The mitochondrial swelling assay results demonstrated that the change of OD value A₅₂₀ in the CA group was lower compared with the sham group (0.61±0.11 vs. 0.82±0.13, respectively; P<0.05; Fig. 5A and B), which indicated the level of mPTP opening was increased in the CA group. PGE1 treatment reduced mPTP opening, compared with the CA group (0.76±0.11 vs. 0.61±0.12, respectively; P<0.05; Fig. 5A and B). Moreover, mPTP opening was decreased by PGE1 treatment in vitro, compared with the H/R group (0.77±0.13 vs. 0.58±0.10, respectively; P<0.05; Fig. 5C and D). Consistent with the mitochondrial swelling assay results, the relative fluorescence intensity of calcein-AM was significantly increased in the H/R+PGE1 group, compared with the H/R group (0.72±0.24 vs. 0.41±0.12, respectively; P<0.01; Fig. 5E-H).

GSK3β protein phosphorylation (Ser9) was also analyzed. In vivo, GSK3β phosphorylation decreased in the CA group compared with the sham group (P<0.01; Fig. 6A). GSK3β phosphorylation was higher in the CA+PGE1 group than in the CA group (P<0.01; Fig. 6A). In vitro, GSK3β phosphorylation was decreased in the H/R group (P<0.01), compared with the control group. However, it was partly restored following PGE1 treatment (P<0.01; Fig. 6B).

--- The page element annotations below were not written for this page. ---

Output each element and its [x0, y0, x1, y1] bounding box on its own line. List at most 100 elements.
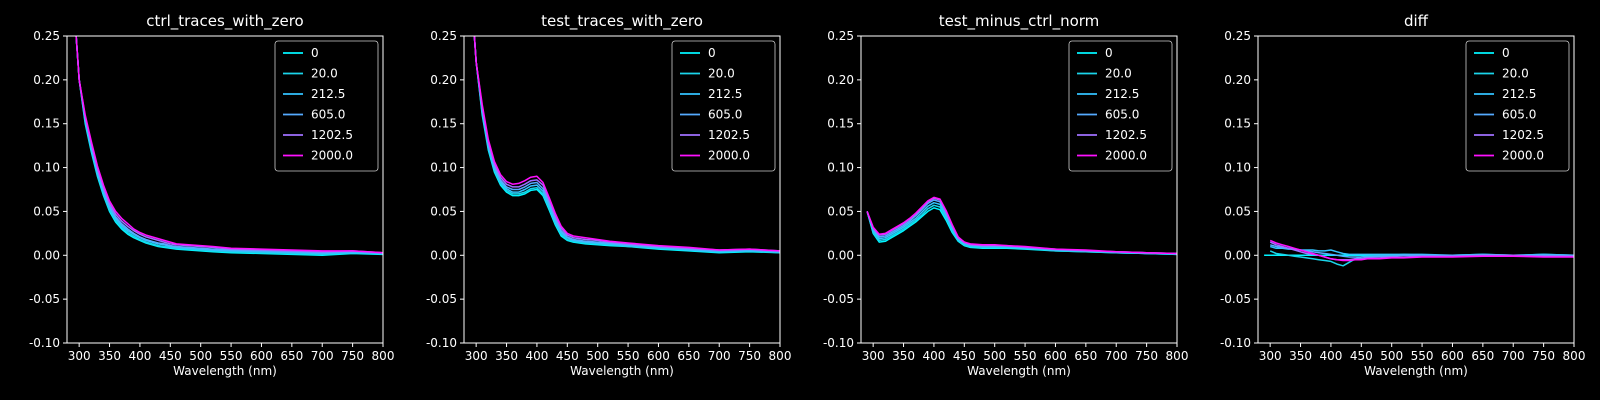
- x-tick-label: 550: [1014, 349, 1037, 363]
- x-axis-label: Wavelength (nm): [1364, 364, 1468, 378]
- x-tick-label: 450: [953, 349, 976, 363]
- x-tick-label: 350: [495, 349, 518, 363]
- x-tick-label: 650: [1074, 349, 1097, 363]
- legend-label: 2000.0: [1502, 149, 1544, 163]
- y-tick-label: 0.15: [827, 117, 854, 131]
- series-line-2000.0: [473, 36, 780, 252]
- series-group: [1264, 239, 1574, 267]
- y-tick-label: -0.05: [823, 292, 854, 306]
- x-tick-label: 800: [769, 349, 792, 363]
- y-tick-label: -0.10: [823, 336, 854, 350]
- x-tick-label: 350: [98, 349, 121, 363]
- axes-frame: [1257, 35, 1575, 344]
- x-tick-label: 550: [220, 349, 243, 363]
- axes-frame: [66, 35, 384, 344]
- x-tick-label: 350: [892, 349, 915, 363]
- x-tick-label: 300: [862, 349, 885, 363]
- x-tick-label: 450: [159, 349, 182, 363]
- series-group: [75, 36, 383, 257]
- legend-label: 2000.0: [311, 149, 353, 163]
- x-tick-label: 800: [372, 349, 395, 363]
- x-tick-label: 750: [1532, 349, 1555, 363]
- legend-label: 0: [1502, 46, 1510, 60]
- x-tick-label: 300: [465, 349, 488, 363]
- y-tick-label: 0.25: [33, 29, 60, 43]
- legend-label: 605.0: [708, 108, 742, 122]
- y-tick-label: 0.10: [1224, 161, 1251, 175]
- x-tick-label: 550: [1411, 349, 1434, 363]
- x-tick-label: 500: [586, 349, 609, 363]
- y-tick-label: 0.05: [430, 204, 457, 218]
- legend: 0 20.0 212.5 605.0 1202.5 2000.0: [671, 40, 776, 172]
- series-line-2000.0: [75, 36, 383, 254]
- legend: 0 20.0 212.5 605.0 1202.5 2000.0: [1465, 40, 1570, 172]
- y-tick-label: 0.20: [827, 73, 854, 87]
- series-group: [866, 196, 1177, 256]
- x-tick-label: 600: [250, 349, 273, 363]
- y-tick-label: 0.05: [1224, 204, 1251, 218]
- y-tick-label: 0.20: [430, 73, 457, 87]
- y-tick-label: -0.10: [1220, 336, 1251, 350]
- x-tick-label: 750: [738, 349, 761, 363]
- legend-label: 2000.0: [1105, 149, 1147, 163]
- y-tick-label: 0.15: [33, 117, 60, 131]
- series-line-605.0: [75, 36, 383, 255]
- legend: 0 20.0 212.5 605.0 1202.5 2000.0: [274, 40, 379, 172]
- legend-label: 20.0: [1105, 67, 1132, 81]
- legend-label: 1202.5: [1105, 128, 1147, 142]
- legend-label: 20.0: [311, 67, 338, 81]
- x-tick-label: 650: [280, 349, 303, 363]
- legend-label: 0: [708, 46, 716, 60]
- x-tick-label: 400: [525, 349, 548, 363]
- x-tick-label: 700: [1502, 349, 1525, 363]
- y-tick-label: 0.25: [1224, 29, 1251, 43]
- legend: 0 20.0 212.5 605.0 1202.5 2000.0: [1068, 40, 1173, 172]
- legend-label: 212.5: [708, 87, 742, 101]
- axes-frame: [463, 35, 781, 344]
- x-tick-label: 750: [341, 349, 364, 363]
- panel-3: test_minus_ctrl_norm 300 350 400 450 500 550 60…: [823, 12, 1189, 378]
- y-tick-label: -0.05: [29, 292, 60, 306]
- legend-label: 605.0: [1105, 108, 1139, 122]
- panel-2: test_traces_with_zero 300 350 400 450 500 550 6…: [426, 12, 792, 378]
- y-tick-label: 0.00: [827, 248, 854, 262]
- x-tick-label: 400: [922, 349, 945, 363]
- y-tick-label: 0.25: [430, 29, 457, 43]
- x-axis-label: Wavelength (nm): [570, 364, 674, 378]
- panel-title: ctrl_traces_with_zero: [146, 12, 303, 31]
- y-tick-label: -0.05: [426, 292, 457, 306]
- series-line-20.0: [473, 36, 780, 254]
- y-tick-label: 0.05: [33, 204, 60, 218]
- series-line-2000.0: [1269, 239, 1574, 262]
- y-tick-label: 0.15: [1224, 117, 1251, 131]
- y-tick-label: 0.20: [33, 73, 60, 87]
- x-tick-label: 300: [1259, 349, 1282, 363]
- series-line-1202.5: [75, 36, 383, 254]
- x-tick-label: 650: [1471, 349, 1494, 363]
- x-tick-label: 500: [1380, 349, 1403, 363]
- x-tick-label: 600: [1441, 349, 1464, 363]
- series-line-605.0: [473, 36, 780, 253]
- x-tick-label: 700: [708, 349, 731, 363]
- series-line-2000.0: [866, 196, 1177, 255]
- x-tick-label: 750: [1135, 349, 1158, 363]
- y-tick-label: 0.00: [1224, 248, 1251, 262]
- series-line-1202.5: [1269, 241, 1574, 261]
- series-line-1202.5: [473, 36, 780, 252]
- x-tick-label: 600: [647, 349, 670, 363]
- panel-4: diff 300 350 400 450 500 550 600 650 700 750 800 -0.…: [1220, 12, 1586, 378]
- series-group: [473, 36, 780, 254]
- y-tick-label: -0.05: [1220, 292, 1251, 306]
- x-tick-label: 800: [1563, 349, 1586, 363]
- y-tick-label: -0.10: [426, 336, 457, 350]
- x-tick-label: 800: [1166, 349, 1189, 363]
- legend-label: 212.5: [1105, 87, 1139, 101]
- legend-label: 1202.5: [311, 128, 353, 142]
- panel-1: ctrl_traces_with_zero 300 350 400 450 500 550 6…: [29, 12, 395, 378]
- legend-label: 20.0: [1502, 67, 1529, 81]
- x-tick-label: 700: [1105, 349, 1128, 363]
- legend-label: 605.0: [1502, 108, 1536, 122]
- legend-label: 0: [1105, 46, 1113, 60]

The cytoplasmic protein levels of cleaved caspase-3 and cytochrome c were significantly increased in the CA group in vivo, compared with the sham group (P<0.01; Fig. 6A). PGE1 treatment partially suppressed these effects (P<0.01; Fig. 6B). The results obtained in vitro were consistent with the in vivo data. Indeed, PGE1 treatment inhibited the increase in the expression levels of cleaved caspase-3 and cytochrome c induced by H/R (P<0.01; Fig. 6B).